Board of Creditors disputes advertised sale of Jugoremedija
The sale of this pharma company as a legal entity through a public auction, which was advertised last weekend, was disputed by the Board of Creditors on Monday, September 19, 2017, as Novosti learns. The complaint filed at the Commercial Court of Zrenjanin, which is conducting the bankruptcy proceedings, says that the board requires a postponement, but also an overrule of the decision on the sale, claiming that it is biased and unlawful because of the failure to honor the position of the creditors that the property of Jugoremedija should be monetized through a public collection of bids, whereas the dispute with the Novi Sad-based Union-Medic over the return of the permits for marketing medical drugs should first be completed.
– By selling the plant before the closing of this dispute, the usurper of these permits, Union-Medic, the only one with interest to buy Jugoremedija without them, is privileged. To all other potential bidders, the purchase is a risky venture. There would not be competition at the auction, nor could the price be reached that would lead to the most favorable settlement of creditors, which is the main purpose of the bankruptcy proceedings – Vladimir Pecikoza, head of the Board of Creditors, told Novosti and compared the advertised sale of Jugoremedija to offering a car without an engine.
The permits, that is, the licenses for medical drug production, are certainly the most valuable piece of property of the Zrenjanin-based pharma company. According to the latest estimate, Jugoremedija is worth around EUR 32 million, of which EUR 16 million comprises the value of the licenses. The bankruptcy trustee set the starting price in the amount of 50% of the total estimated value of the property – around EUR 16 million. Instead of the licenses, potential purchasers are offered the said lawsuit, along with 12 facilities, the equipment, the head office building and auxiliary facilities with a total area of 74,000 square meters.
– As the licenses for 22 medical drugs are the most valuable piece of the bankruptcy debtor's property, the Board of Creditors previously ordered the bankruptcy trustee to file a suit for their return. The trustee, however, ignored this, and the bankruptcy judge, Aleksandar Stoiljkovski, claims that the inclusion of the lawsuit in the sales ad solves all problems – Pecikoza says.
Union-Medic became the owner of the licenses in 2013, after it leased the facilities in Zrenjanin and reinitiated the production of numerous drugs which were registered as Jugoremedija's intellectual property. The Novi Sad-based company procrastinated with the bankruptcy proceedings until last year by announcing a reorganization plan. Finally, last year, they gave up on adopting the plan, but they also canceled the lease agreement. They, however, continued producing the drugs in Novi Sad, refusing to honor the obligation from the contract and return the licenses, citing as the excuse the request for compensation for registration expenses...

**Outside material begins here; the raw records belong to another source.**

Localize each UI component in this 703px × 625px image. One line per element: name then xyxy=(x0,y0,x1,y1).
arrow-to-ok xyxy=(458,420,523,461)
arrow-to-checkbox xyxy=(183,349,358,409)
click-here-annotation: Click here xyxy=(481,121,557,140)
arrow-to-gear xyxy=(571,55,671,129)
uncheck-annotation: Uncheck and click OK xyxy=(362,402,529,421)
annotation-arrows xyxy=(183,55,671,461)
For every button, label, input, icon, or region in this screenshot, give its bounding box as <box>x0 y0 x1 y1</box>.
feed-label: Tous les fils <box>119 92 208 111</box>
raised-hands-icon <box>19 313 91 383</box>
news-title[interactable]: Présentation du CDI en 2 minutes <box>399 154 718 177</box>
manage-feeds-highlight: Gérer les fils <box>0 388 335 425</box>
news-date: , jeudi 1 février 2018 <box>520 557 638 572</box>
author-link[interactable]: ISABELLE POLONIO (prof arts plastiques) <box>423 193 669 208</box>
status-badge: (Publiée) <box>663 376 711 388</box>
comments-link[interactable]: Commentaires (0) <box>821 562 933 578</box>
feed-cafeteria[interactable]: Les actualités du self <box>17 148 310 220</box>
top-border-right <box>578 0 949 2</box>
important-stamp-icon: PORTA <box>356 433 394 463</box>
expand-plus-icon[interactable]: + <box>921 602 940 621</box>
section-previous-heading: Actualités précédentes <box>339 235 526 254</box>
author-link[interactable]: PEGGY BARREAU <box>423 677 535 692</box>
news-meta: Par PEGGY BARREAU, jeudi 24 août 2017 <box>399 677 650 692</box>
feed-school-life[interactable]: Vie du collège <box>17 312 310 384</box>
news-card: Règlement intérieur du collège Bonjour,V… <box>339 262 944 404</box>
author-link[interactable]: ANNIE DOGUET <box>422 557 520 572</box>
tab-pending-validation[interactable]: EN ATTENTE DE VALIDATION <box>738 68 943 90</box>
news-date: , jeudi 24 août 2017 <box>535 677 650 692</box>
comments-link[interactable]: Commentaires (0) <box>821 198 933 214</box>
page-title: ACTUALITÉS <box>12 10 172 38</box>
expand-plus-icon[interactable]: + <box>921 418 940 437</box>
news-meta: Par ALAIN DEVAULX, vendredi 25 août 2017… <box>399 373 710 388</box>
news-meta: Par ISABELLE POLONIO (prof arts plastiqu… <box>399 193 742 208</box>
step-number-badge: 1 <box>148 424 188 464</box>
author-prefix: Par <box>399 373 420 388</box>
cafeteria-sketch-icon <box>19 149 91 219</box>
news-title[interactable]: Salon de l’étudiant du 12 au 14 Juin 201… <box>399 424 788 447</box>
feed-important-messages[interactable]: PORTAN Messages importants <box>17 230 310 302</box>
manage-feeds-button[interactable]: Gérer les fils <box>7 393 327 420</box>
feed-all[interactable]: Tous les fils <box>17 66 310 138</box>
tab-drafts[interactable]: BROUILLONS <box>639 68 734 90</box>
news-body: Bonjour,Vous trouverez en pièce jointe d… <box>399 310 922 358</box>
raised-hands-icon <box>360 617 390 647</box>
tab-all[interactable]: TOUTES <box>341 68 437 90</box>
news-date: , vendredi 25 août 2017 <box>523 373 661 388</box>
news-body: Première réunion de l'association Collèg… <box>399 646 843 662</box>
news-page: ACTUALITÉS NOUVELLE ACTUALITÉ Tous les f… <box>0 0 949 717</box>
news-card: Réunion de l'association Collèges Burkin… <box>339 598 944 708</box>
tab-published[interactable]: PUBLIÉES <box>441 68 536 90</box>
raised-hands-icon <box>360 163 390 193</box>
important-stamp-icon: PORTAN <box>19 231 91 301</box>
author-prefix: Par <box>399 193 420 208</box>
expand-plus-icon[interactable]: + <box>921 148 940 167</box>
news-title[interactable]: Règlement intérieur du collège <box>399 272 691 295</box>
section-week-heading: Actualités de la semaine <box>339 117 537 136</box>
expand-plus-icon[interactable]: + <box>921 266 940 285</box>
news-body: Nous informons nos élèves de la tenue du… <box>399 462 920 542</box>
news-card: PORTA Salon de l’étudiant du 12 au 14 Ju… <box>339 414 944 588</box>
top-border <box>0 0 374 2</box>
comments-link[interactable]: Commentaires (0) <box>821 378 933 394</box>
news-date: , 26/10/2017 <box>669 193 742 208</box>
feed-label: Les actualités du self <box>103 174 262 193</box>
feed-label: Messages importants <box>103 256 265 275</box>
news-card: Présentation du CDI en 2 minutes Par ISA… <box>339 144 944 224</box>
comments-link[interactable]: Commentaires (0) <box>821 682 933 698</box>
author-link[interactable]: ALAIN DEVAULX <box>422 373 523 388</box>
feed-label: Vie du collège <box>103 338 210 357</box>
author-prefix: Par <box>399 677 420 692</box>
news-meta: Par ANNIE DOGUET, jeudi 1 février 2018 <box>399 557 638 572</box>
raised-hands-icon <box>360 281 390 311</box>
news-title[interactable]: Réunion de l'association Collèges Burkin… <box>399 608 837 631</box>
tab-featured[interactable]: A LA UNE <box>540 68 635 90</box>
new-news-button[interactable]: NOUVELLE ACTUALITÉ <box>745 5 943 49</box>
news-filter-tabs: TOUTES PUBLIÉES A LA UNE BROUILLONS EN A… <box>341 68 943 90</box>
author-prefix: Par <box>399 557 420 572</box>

The bankruptcy trustee, Radovan Savic, notified the Medicines and Medical Devices Agency of Serbia of this, but also the competent ministries and the Government of the Republic of Serbia. He pointed to the possibility of Union-Medic's misuse of the licenses.
Union-Medic has not commented on the accusations coming from Zrenjanin and has not expressed interest in purchasing Jugoremedija officially. As Novosti learns, those interested in the purchase are the Association of Pharmaceutical Producers of Russia, two companies from Novi Sad and one from Bijeljina, as well as several businessmen, among which is former minister Predrag Bubalo.
Claims amounting to EUR 27 million
The recognized claims of the creditors of Jugoremedija amount to around EUR 27 million. The biggest part relates to banks and the tax administration, which are secured creditors, with mortgages on real estate. According to the current scenarios, it is not likely that everyone can be settled from the sale. In addition to 450 former workers, small shareholders, around 3,000 of them, will likely end up empty-handed, as will the state, which owns 42% of the shares.